Bauboom in Bochum wird nicht sozial

Der Wohnungsbau in Bochum nimmt langsam Fahrt auf. 2018 wurden im Technischen Rathaus Baugenehmigungen für 925 Wohnungen erteilt. Die Zählung für 2019 ist noch nicht ganz abgeschlossen, aber es wird mit einer weiteren Steigerung gerechnet. Werden alle beantragten Wohnungen auch tatsächlich gebaut, wird das Ziel von 800 neuen Wohnungen jährlich dann wohl auch endlich erreicht. In den Jahren 2017 und 2018 lag die Zahl der Baufertigstellungen noch jeweils unter 600.

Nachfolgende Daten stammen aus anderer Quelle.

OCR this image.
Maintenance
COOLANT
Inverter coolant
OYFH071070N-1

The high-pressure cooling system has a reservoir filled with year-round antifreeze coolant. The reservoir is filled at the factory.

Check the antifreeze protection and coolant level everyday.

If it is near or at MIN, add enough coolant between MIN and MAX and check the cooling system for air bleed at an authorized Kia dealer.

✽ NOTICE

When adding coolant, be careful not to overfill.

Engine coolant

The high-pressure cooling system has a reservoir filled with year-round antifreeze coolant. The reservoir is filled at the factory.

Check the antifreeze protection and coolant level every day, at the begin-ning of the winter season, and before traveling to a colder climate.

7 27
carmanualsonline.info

An einem eigentlich viel wichtigeren Ziel geht der Bauboom allerdings völlig vorbei: am Sozialen Wohnungsbau. 200 der angepeilten Neubauwohnungen sollen nämlich, so beschloss der Rat der Stadt 2016, öffentlich gefördert werden. Das würde, selbst wenn es klappen würde, den desolaten Anteil von nur noch 6,9 % Sozialwohnungen (bei 50 % anspruchsberechtigter Haushalte) nicht anheben. Denn gleichzeitig fallen jedes Jahr im Schnitt 180 geförderte Wohnungen aus der Sozialbindung. Sie sind dann freifinanzierten gleichgestellt.

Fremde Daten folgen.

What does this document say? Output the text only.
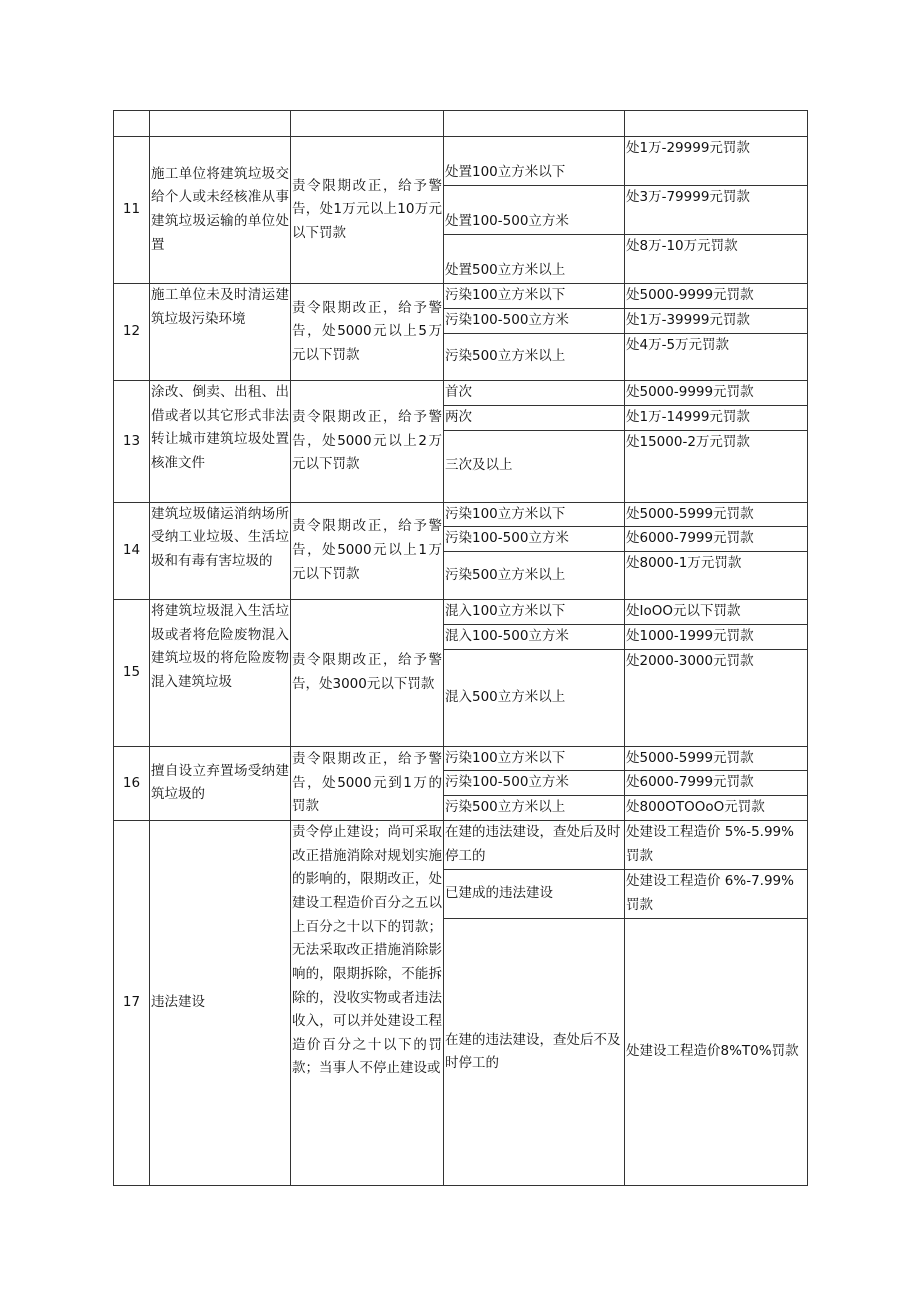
11	施工单位将建筑垃圾交给个人或未经核准从事建筑垃圾运输的单位处置	责令限期改正，给予警告，处1万元以上10万元以下罚款	处置100立方米以下	处1万-29999元罚款
			处置100-500立方米	处3万-79999元罚款
			处置500立方米以上	处8万-10万元罚款
12	施工单位未及时清运建筑垃圾污染环境	责令限期改正，给予警告，处5000元以上5万元以下罚款	污染100立方米以下	处5000-9999元罚款
			污染100-500立方米	处1万-39999元罚款
			污染500立方米以上	处4万-5万元罚款
13	涂改、倒卖、出租、出借或者以其它形式非法转让城市建筑垃圾处置核准文件	责令限期改正，给予警告，处5000元以上2万元以下罚款	首次	处5000-9999元罚款
			两次	处1万-14999元罚款
			三次及以上	处15000-2万元罚款
14	建筑垃圾储运消纳场所受纳工业垃圾、生活垃圾和有毒有害垃圾的	责令限期改正，给予警告，处5000元以上1万元以下罚款	污染100立方米以下	处5000-5999元罚款
			污染100-500立方米	处6000-7999元罚款
			污染500立方米以上	处8000-1万元罚款
15	将建筑垃圾混入生活垃圾或者将危险废物混入建筑垃圾的将危险废物混入建筑垃圾	责令限期改正，给予警告，处3000元以下罚款	混入100立方米以下	处IoOO元以下罚款
			混入100-500立方米	处1000-1999元罚款
			混入500立方米以上	处2000-3000元罚款
16	擅自设立弃置场受纳建筑垃圾的	责令限期改正，给予警告，处5000元到1万的罚款	污染100立方米以下	处5000-5999元罚款
			污染100-500立方米	处6000-7999元罚款
			污染500立方米以上	处800OTOOoO元罚款
17	违法建设	责令停止建设；尚可采取改正措施消除对规划实施的影响的，限期改正，处建设工程造价百分之五以上百分之十以下的罚款；无法采取改正措施消除影响的，限期拆除，不能拆除的，没收实物或者违法收入，可以并处建设工程造价百分之十以下的罚款；当事人不停止建设或	在建的违法建设，查处后及时停工的	处建设工程造价 5%-5.99%罚款
			已建成的违法建设	处建设工程造价 6%-7.99%罚款
			在建的违法建设，查处后不及时停工的	处建设工程造价8%T0%罚款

Aber es klappt nicht einmal. Zwar konnte 2017 die Zahl der neugebauten Sozialwohnungen gegenüber dem Vorjahr fast verdoppelt werden, aber das Ergebnis lag mit 122 doch weit unter dem 200er Ziel. 2018 waren es dann nur noch 96 neue Sozialwohnungen und 2019 lag die Zahl mit nur noch 60 wieder auf dem Niveau der Jahre 2014 bis 2016. Immerhin: In den Jahren davor war der Erfolg der Wohnraumförderung bei nahezu Null.

Quote greift nicht

Bei der Stadtverwaltung führt man diesen Fehlschlag darauf zurück, dass neue Wohnbauflächen, bei denen die „Quote“ greift, noch nicht in ausreichendem Maß entwickelt sind. Wohnungsbauträger, so ein weiterer Ratsbeschluss, müssen auf Grundstücken, die sie von der Stadt gekauft haben, 30 % der Wohnungen öffentlich gefördert errichten; wenn das Grundstück nicht städtisch war, die Stadt aber erst Baurecht schaffen musste, liegt die Quote bei 20 %. Offensichtlich sind Bauträger nicht bereit, Sozialwohnungen zu bauen, wenn sie nicht dazu gezwungen werden. Für die kommenden Jahre rechnet die Stadt also mit besseren Ergebnissen.

Landesweiter Misserfolg

Das Phänomen ist nicht Bochum-spezifisch. 2019 wurden in NRW Mittel für 5.463 geförderte Wohnungen bewilligt. Das liegt meilenweit unter dem Ziel von 20.000 und sogar noch unter dem Wert von 2018 (6.159). Nur 675 Mio. Euro Fördermittel konnte das Land NRW im letzten Jahr an den Bauträger bringen, obwohl über 1 Mrd. zur Verfügung stehen. Geld, das keiner haben will, obwohl ein beträchtlicher Anteil davon nicht zurückgezahlt werden muss, also geschenkt ist.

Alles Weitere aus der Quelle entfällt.